For readers who like dark gay fantasy romance, revolutions and rebel princes.
This is a book that has stayed with me for days after I’ve finished reading it. The world building is fabulous, and the characters complex. This is definitely dark, and I’m still mulling over the epilogue ending which is very emotive and final.
I got pulled into this dark world immediately. The descriptions are detailed, and atmospheric. This isn’t a pleasant world especially for those in the dark city who are literally being sold to keep the rich in luxury.
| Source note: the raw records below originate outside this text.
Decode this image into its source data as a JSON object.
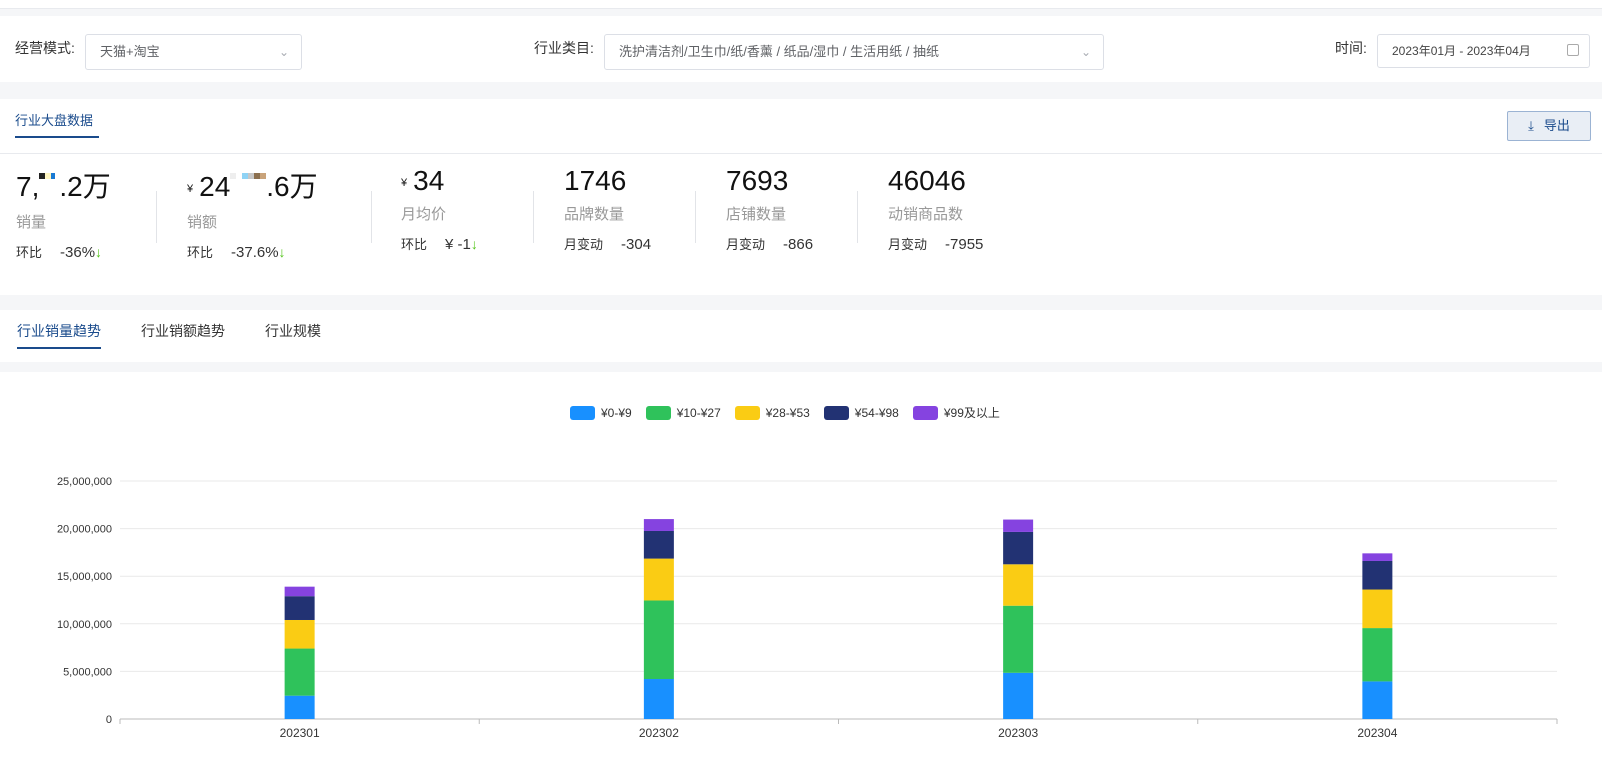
{
  "filters": {
    "mode_label": "经营模式:",
    "mode_value": "天猫+淘宝",
    "category_label": "行业类目:",
    "category_value": "洗护清洁剂/卫生巾/纸/香薰 / 纸品/湿巾 / 生活用纸 / 抽纸",
    "time_label": "时间:",
    "time_value": "2023年01月 - 2023年04月"
  },
  "overview": {
    "tab_label": "行业大盘数据",
    "export_label": "导出",
    "stats": [
      {
        "value_prefix": "7,",
        "value_suffix": ".2万",
        "label": "销量",
        "change_label": "环比",
        "change_value": "-36%",
        "arrow": "↓"
      },
      {
        "currency": "¥",
        "value_prefix": "24",
        "value_suffix": ".6万",
        "label": "销额",
        "change_label": "环比",
        "change_value": "-37.6%",
        "arrow": "↓"
      },
      {
        "currency": "¥",
        "value": "34",
        "label": "月均价",
        "change_label": "环比",
        "change_value": "¥ -1",
        "arrow": "↓"
      },
      {
        "value": "1746",
        "label": "品牌数量",
        "change_label": "月变动",
        "change_value": "-304"
      },
      {
        "value": "7693",
        "label": "店铺数量",
        "change_label": "月变动",
        "change_value": "-866"
      },
      {
        "value": "46046",
        "label": "动销商品数",
        "change_label": "月变动",
        "change_value": "-7955"
      }
    ]
  },
  "trend_tabs": [
    "行业销量趋势",
    "行业销额趋势",
    "行业规模"
  ],
  "colors": {
    "accent": "#1a4b8c",
    "down_green": "#52c41a",
    "series": [
      "#1890ff",
      "#2fc25b",
      "#facc14",
      "#223273",
      "#8543e0"
    ]
  },
  "chart_data": {
    "type": "bar",
    "stacked": true,
    "categories": [
      "202301",
      "202302",
      "202303",
      "202304"
    ],
    "series": [
      {
        "name": "¥0-¥9",
        "values": [
          2450000,
          4200000,
          4850000,
          3950000
        ]
      },
      {
        "name": "¥10-¥27",
        "values": [
          4950000,
          8250000,
          7050000,
          5600000
        ]
      },
      {
        "name": "¥28-¥53",
        "values": [
          3000000,
          4400000,
          4350000,
          4050000
        ]
      },
      {
        "name": "¥54-¥98",
        "values": [
          2500000,
          2900000,
          3400000,
          3000000
        ]
      },
      {
        "name": "¥99及以上",
        "values": [
          1000000,
          1250000,
          1300000,
          800000
        ]
      }
    ],
    "yticks": [
      "0",
      "5,000,000",
      "10,000,000",
      "15,000,000",
      "20,000,000",
      "25,000,000"
    ],
    "ylim": [
      0,
      25000000
    ],
    "grid": true,
    "legend": "top-center"
  }
}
The author doesn’t pull punches about the hopelessness of addiction either. The imagery of people queued up ready to take jobs from those who don’t turn up for whatever reason is chilling as is the drudgery of the marshmallow leaf factory. Those in the Dark City are faced with an impossible choice. Smoking so the Kin won’t drink from them, and in doing so dying from what is basically lung cancer, or risk being taken. The city gave me a Victorian London vibe with its layers of society.
I loved Umbra and thought they were in as much of a cage as Elliot, who is doing everything possible to keep his brother, who is the last of his family alive. There is a definitely blurring of good and bad guys here, with some of the humans as bad, if not worse than the Kin. Vermillion is a totally nasty piece of work, and I was very happy with how that part of the plot was resolved. I thought the Abry’s history was interesting, and well thought out, and an interesting parallel to the different classes within the human settlement across the lake. Elliot’s desperation is palatable, and I liked how his and Umbra’s relationship changed from helping each other, to friendship, and then much more. I enjoyed the scenes where they’re teaching each other their different fighting techniques.
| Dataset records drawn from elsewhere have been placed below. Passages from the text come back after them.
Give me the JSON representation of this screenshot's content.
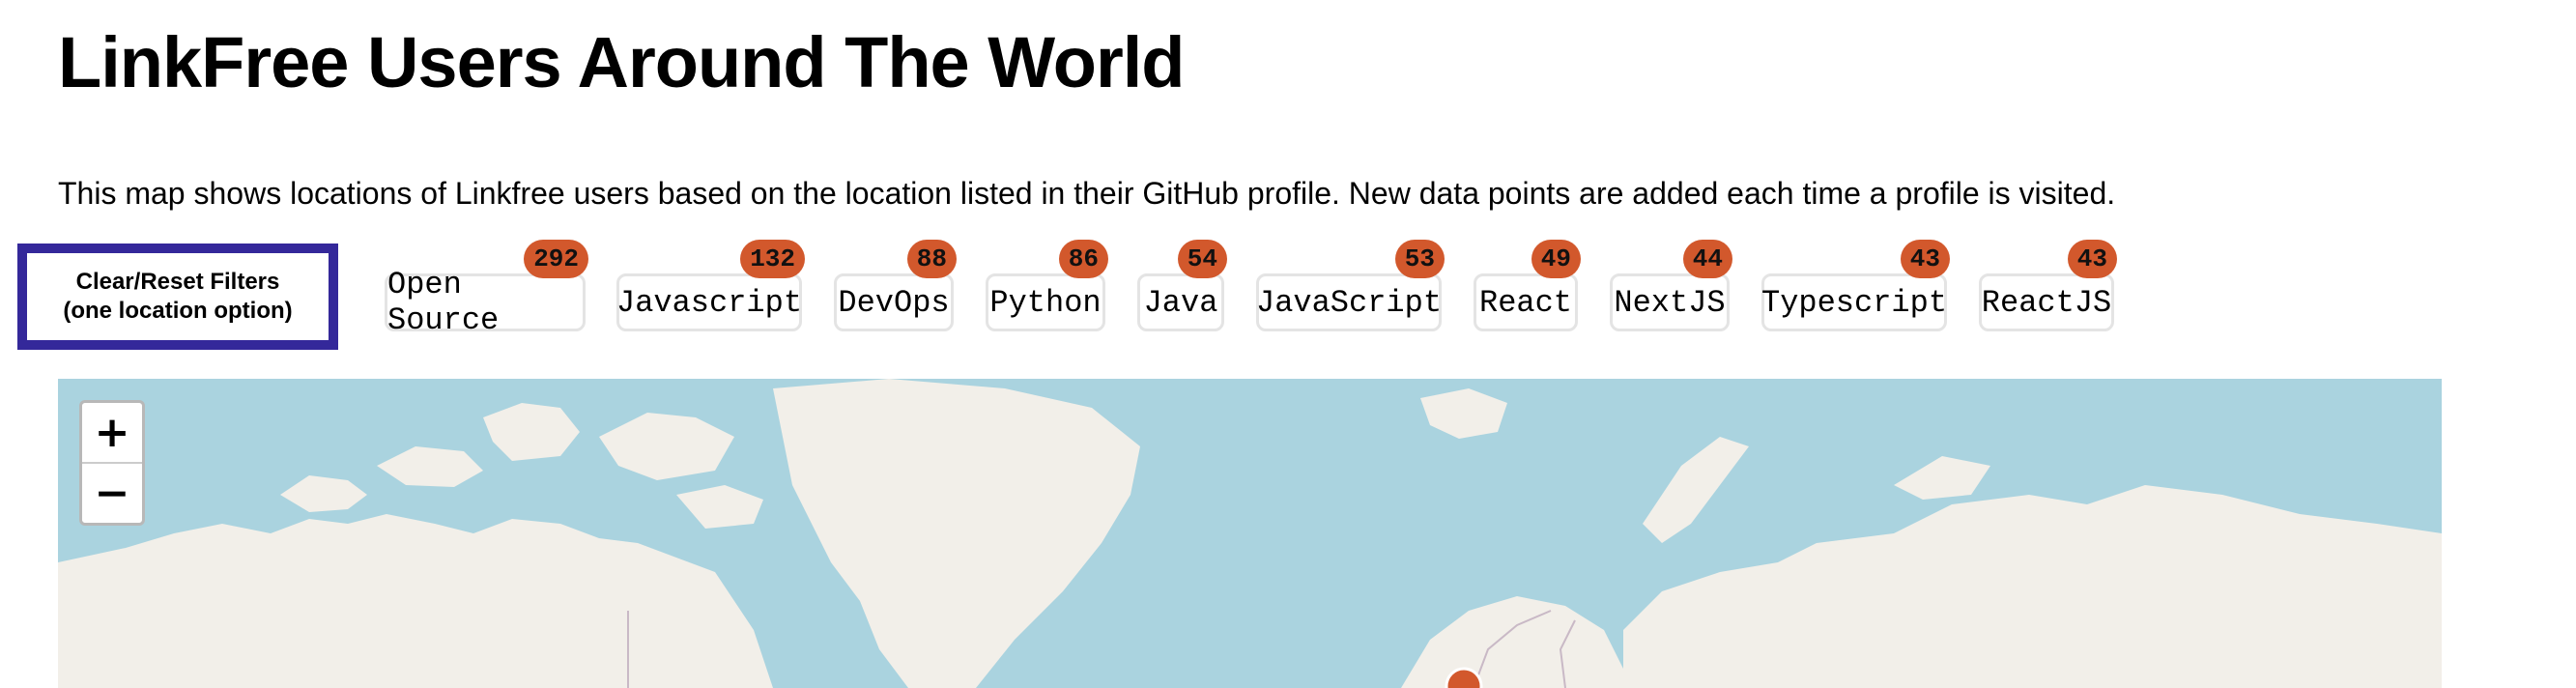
{
  "page": {
    "title": "LinkFree Users Around The World",
    "description": "This map shows locations of Linkfree users based on the location listed in their GitHub profile. New data points are added each time a profile is visited."
  },
  "filters": {
    "reset_line1": "Clear/Reset Filters",
    "reset_line2": "(one location option)",
    "tags": [
      {
        "label": "Open Source",
        "count": "292"
      },
      {
        "label": "Javascript",
        "count": "132"
      },
      {
        "label": "DevOps",
        "count": "88"
      },
      {
        "label": "Python",
        "count": "86"
      },
      {
        "label": "Java",
        "count": "54"
      },
      {
        "label": "JavaScript",
        "count": "53"
      },
      {
        "label": "React",
        "count": "49"
      },
      {
        "label": "NextJS",
        "count": "44"
      },
      {
        "label": "Typescript",
        "count": "43"
      },
      {
        "label": "ReactJS",
        "count": "43"
      }
    ]
  },
  "map": {
    "zoom_in_label": "+",
    "zoom_out_label": "−",
    "colors": {
      "water": "#aad3df",
      "land": "#f2efe9",
      "border": "#c9b9c6",
      "marker": "#d2582c"
    }
  }
}
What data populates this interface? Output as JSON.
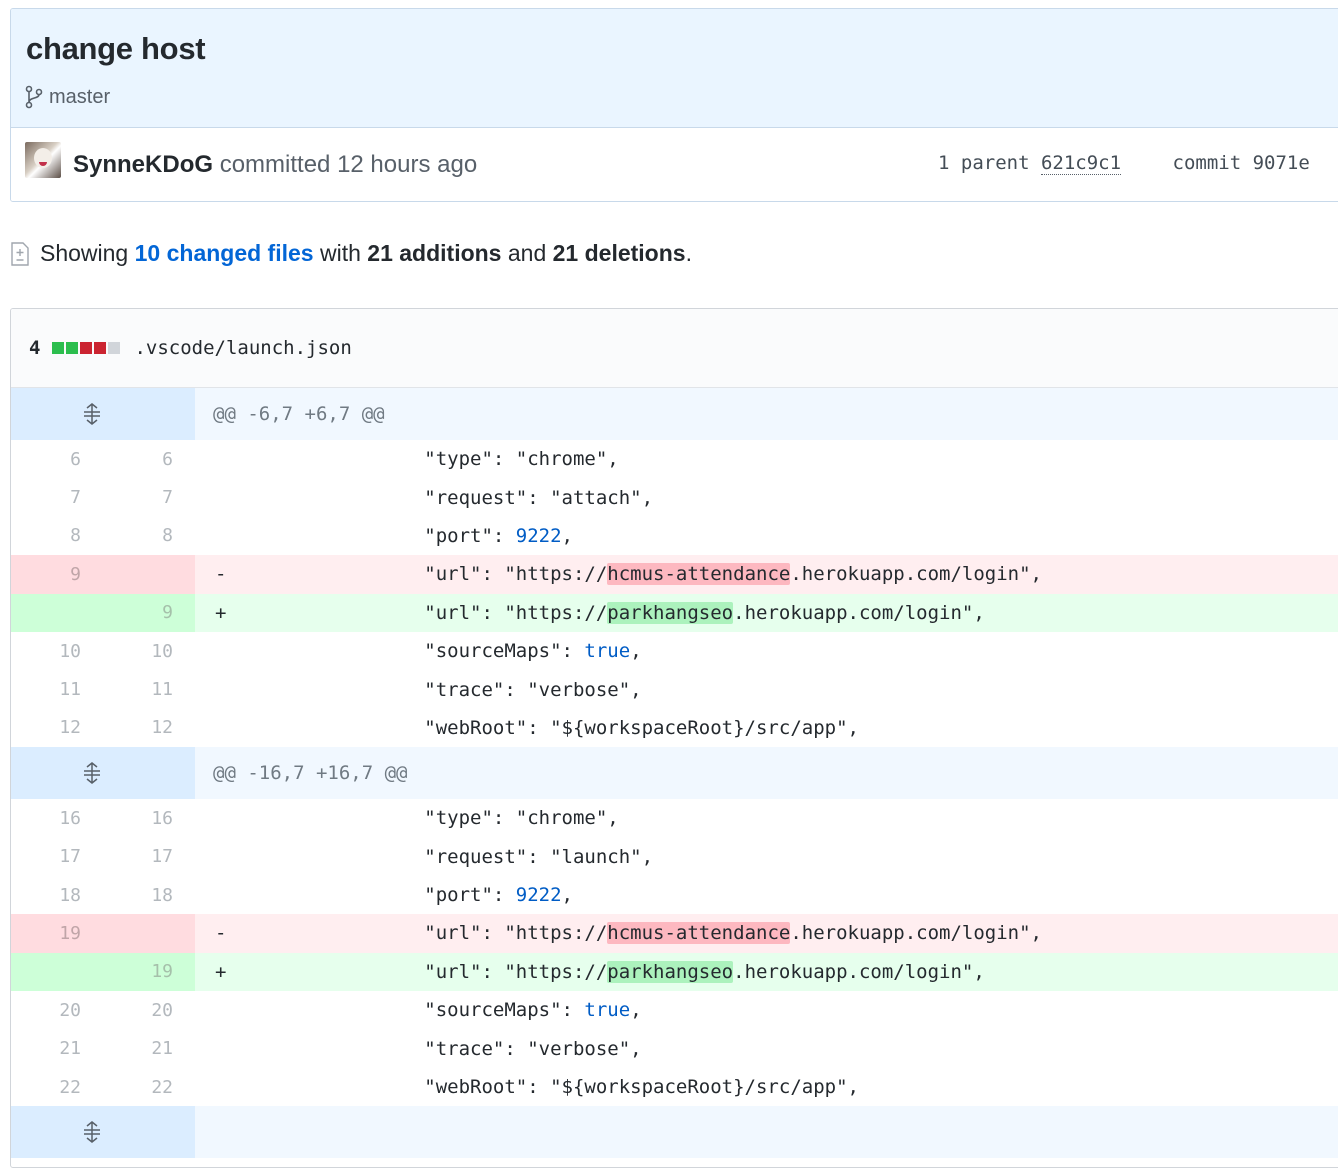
{
  "commit": {
    "title": "change host",
    "branch": "master",
    "author": "SynneKDoG",
    "action": "committed",
    "time": "12 hours ago",
    "parent_label": "1 parent",
    "parent_sha": "621c9c1",
    "commit_label": "commit",
    "commit_sha": "9071e"
  },
  "toc": {
    "prefix": "Showing",
    "changed_files": "10 changed files",
    "with": "with",
    "additions": "21 additions",
    "and": "and",
    "deletions": "21 deletions",
    "suffix": "."
  },
  "file": {
    "count": "4",
    "path": ".vscode/launch.json",
    "diffstat_blocks": [
      "add",
      "add",
      "del",
      "del",
      "neu"
    ]
  },
  "hunks": [
    {
      "header": "@@ -6,7 +6,7 @@",
      "lines": [
        {
          "type": "ctx",
          "old": "6",
          "new": "6",
          "pre": "            \"type\": \"chrome\","
        },
        {
          "type": "ctx",
          "old": "7",
          "new": "7",
          "pre": "            \"request\": \"attach\","
        },
        {
          "type": "ctx",
          "old": "8",
          "new": "8",
          "pre": "            \"port\": ",
          "num": "9222",
          "post": ","
        },
        {
          "type": "del",
          "old": "9",
          "new": "",
          "sign": "-",
          "pre": "            \"url\": \"https://",
          "hl": "hcmus-attendance",
          "post": ".herokuapp.com/login\","
        },
        {
          "type": "add",
          "old": "",
          "new": "9",
          "sign": "+",
          "pre": "            \"url\": \"https://",
          "hl": "parkhangseo",
          "post": ".herokuapp.com/login\","
        },
        {
          "type": "ctx",
          "old": "10",
          "new": "10",
          "pre": "            \"sourceMaps\": ",
          "kw": "true",
          "post": ","
        },
        {
          "type": "ctx",
          "old": "11",
          "new": "11",
          "pre": "            \"trace\": \"verbose\","
        },
        {
          "type": "ctx",
          "old": "12",
          "new": "12",
          "pre": "            \"webRoot\": \"${workspaceRoot}/src/app\","
        }
      ]
    },
    {
      "header": "@@ -16,7 +16,7 @@",
      "lines": [
        {
          "type": "ctx",
          "old": "16",
          "new": "16",
          "pre": "            \"type\": \"chrome\","
        },
        {
          "type": "ctx",
          "old": "17",
          "new": "17",
          "pre": "            \"request\": \"launch\","
        },
        {
          "type": "ctx",
          "old": "18",
          "new": "18",
          "pre": "            \"port\": ",
          "num": "9222",
          "post": ","
        },
        {
          "type": "del",
          "old": "19",
          "new": "",
          "sign": "-",
          "pre": "            \"url\": \"https://",
          "hl": "hcmus-attendance",
          "post": ".herokuapp.com/login\","
        },
        {
          "type": "add",
          "old": "",
          "new": "19",
          "sign": "+",
          "pre": "            \"url\": \"https://",
          "hl": "parkhangseo",
          "post": ".herokuapp.com/login\","
        },
        {
          "type": "ctx",
          "old": "20",
          "new": "20",
          "pre": "            \"sourceMaps\": ",
          "kw": "true",
          "post": ","
        },
        {
          "type": "ctx",
          "old": "21",
          "new": "21",
          "pre": "            \"trace\": \"verbose\","
        },
        {
          "type": "ctx",
          "old": "22",
          "new": "22",
          "pre": "            \"webRoot\": \"${workspaceRoot}/src/app\","
        }
      ]
    },
    {
      "header": "",
      "lines": []
    }
  ],
  "colors": {
    "hunk_bg": "#f1f8ff",
    "del_bg": "#ffeef0",
    "add_bg": "#e6ffed",
    "link": "#0366d6"
  },
  "icons": {
    "branch": "git-branch-icon",
    "diff": "diff-icon",
    "expand": "unfold-icon"
  }
}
The other characters inhabiting this world are interesting too. Dayne, Elliot’s brother has a few secrets of his own, and I liked how the author portrayed the difference in him when he’s craving Kin blood, as opposed to when he’s lucid and well aware of his addiction and feeling the hopelessness of his situation. I liked how Serene doesn’t give up on him despite Dayne’s determination that she won’t be dragged down by him, and her role in helping Elliot.
The plot kept me turning me pages. The action scenes are well written, and I was seriously worried that Elliot wouldn’t survive especially after he is betrayed by someone he thought a friend. I enjoyed the glimpse into their future, but am still in two minds about the last scene, which is haunting me a little—a sure sign of how invested I got in the characters and their story.
5 out of 5 stars.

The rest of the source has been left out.